Panic Beats (Latidos de Pánico) is a 1983 film starring Paul Naschy and Julia Saly. The film was a Spanish-Japanese co-production made as a sequel to Naschy's 1972 Horror Rises From the Tomb (featuring the return of his "Alaric de Marnac" character from the previous film). It was produced by Augusto Boue and Julia Saly for Naschy's company Aconito Films. Paul Naschy plays the monstrous Alaric de Marnac and Julia Saly, Lola Gaos, and Silvia Miro co-star. Some stock music written by Roberto Nicolosi for 1959's Caltiki the Immortal Monster can be heard in the background.

Fernando Florido handled the gore and special effects. The film features a number of scenes involving full frontal female nudity. The old mansion Naschy used in the film was actually one of Generalisimo Francisco Franco's former homes, and in between takes, Naschy roamed the house and enjoyed rummaging through the various furnishings and paraphernalia that was left to rot in the house after Franco's death in 1975.

==Plot==
Paul Marnac plots to get rid of his wealthy wife Genevieve (who has a weak heart) by frightening her to death. He brings her to stay for a few months at his parents' old mansion in the country, telling her the peace and serenity will improve her heart condition.

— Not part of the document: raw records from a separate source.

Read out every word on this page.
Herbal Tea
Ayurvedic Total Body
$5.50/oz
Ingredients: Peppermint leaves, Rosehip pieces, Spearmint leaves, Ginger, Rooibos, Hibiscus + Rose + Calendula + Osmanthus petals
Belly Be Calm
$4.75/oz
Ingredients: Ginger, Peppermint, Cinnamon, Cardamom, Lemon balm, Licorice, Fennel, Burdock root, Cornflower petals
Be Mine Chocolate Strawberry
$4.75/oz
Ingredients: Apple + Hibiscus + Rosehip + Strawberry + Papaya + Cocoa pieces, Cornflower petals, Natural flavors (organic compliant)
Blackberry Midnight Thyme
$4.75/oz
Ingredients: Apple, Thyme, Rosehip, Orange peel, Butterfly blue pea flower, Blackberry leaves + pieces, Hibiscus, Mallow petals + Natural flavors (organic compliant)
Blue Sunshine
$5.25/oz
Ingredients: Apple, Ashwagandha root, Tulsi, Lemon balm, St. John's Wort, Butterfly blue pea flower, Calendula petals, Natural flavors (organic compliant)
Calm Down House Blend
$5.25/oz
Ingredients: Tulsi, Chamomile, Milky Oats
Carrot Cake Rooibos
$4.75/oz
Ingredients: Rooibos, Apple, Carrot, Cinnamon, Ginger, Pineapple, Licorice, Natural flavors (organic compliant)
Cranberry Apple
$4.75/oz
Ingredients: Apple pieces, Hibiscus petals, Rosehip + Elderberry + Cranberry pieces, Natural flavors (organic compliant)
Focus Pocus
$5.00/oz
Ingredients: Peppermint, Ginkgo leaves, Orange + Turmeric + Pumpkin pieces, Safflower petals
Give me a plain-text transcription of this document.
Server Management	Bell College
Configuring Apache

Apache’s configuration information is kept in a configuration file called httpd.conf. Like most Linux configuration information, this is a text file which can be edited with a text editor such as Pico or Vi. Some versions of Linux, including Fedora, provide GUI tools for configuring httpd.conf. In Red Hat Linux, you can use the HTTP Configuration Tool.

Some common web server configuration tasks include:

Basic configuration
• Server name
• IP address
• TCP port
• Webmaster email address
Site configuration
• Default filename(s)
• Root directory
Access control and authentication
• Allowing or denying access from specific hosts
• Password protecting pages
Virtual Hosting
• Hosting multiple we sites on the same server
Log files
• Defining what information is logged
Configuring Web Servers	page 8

Meanwhile he is scaring her with legends of his 15th century ancestor, an evil murderous knight named Alaric de Marnac, making her think the monster still inhabits the house. Paul is having an affair with Julie, his young maid, and plans to marry her after his wife is out of the way. Paul even goes so far as to disguise himself as Alaric, wearing a 15th century suit of armor, and succeeds in scaring the poor woman to death. But the joke is on Paul, because after getting Paul to marry her, Julie electrocutes him in the bathtub. Thinking her plan has succeeded, Julie prepares to celebrate her ill-gotten gains, but then realizes that the legends of Alaric were true. The centuries-old monster appears in the house and wreaks a gory vengeance on Julie.

==Cast==
- Paul Naschy as Paul Marnac
- Julia Saly as Genevieve
- Lola Gaos as Mobile
- Silvia Miró as Mireille
- Frances Ondiviela as Julie
- Manuel Zarzo as Dr. Lacombe
- José Vivó as Dr. Rigaud
- José Sacristán as Alain
- Salvador Sáinz as Catholic priest
- Charly Bravo
- Hector Cantolla
- Carol Kirkham

==Release==
The film was only released in Spain in May 1983, more than a year after it was completed. It was never dubbed in English nor was it shown theatrically outside of Spain. The film was however screened at the Brussels International Film Festival in November 1983, along with Naschy's other 1983 film The Beast and the Magic Sword, and Naschy was given a prize there in recognition of his body of work in the cinefantastique genre.

Panic Beats was later released direct to VHS in the U.S.

Panic Beats was released on DVD in subtitled format by Mondo Macabro on 26 April 2005.

A Blu-ray version of the film came out on 9 March 2021 containing 4K transfer, LPCM 2.0 in Spanish with English subtitles.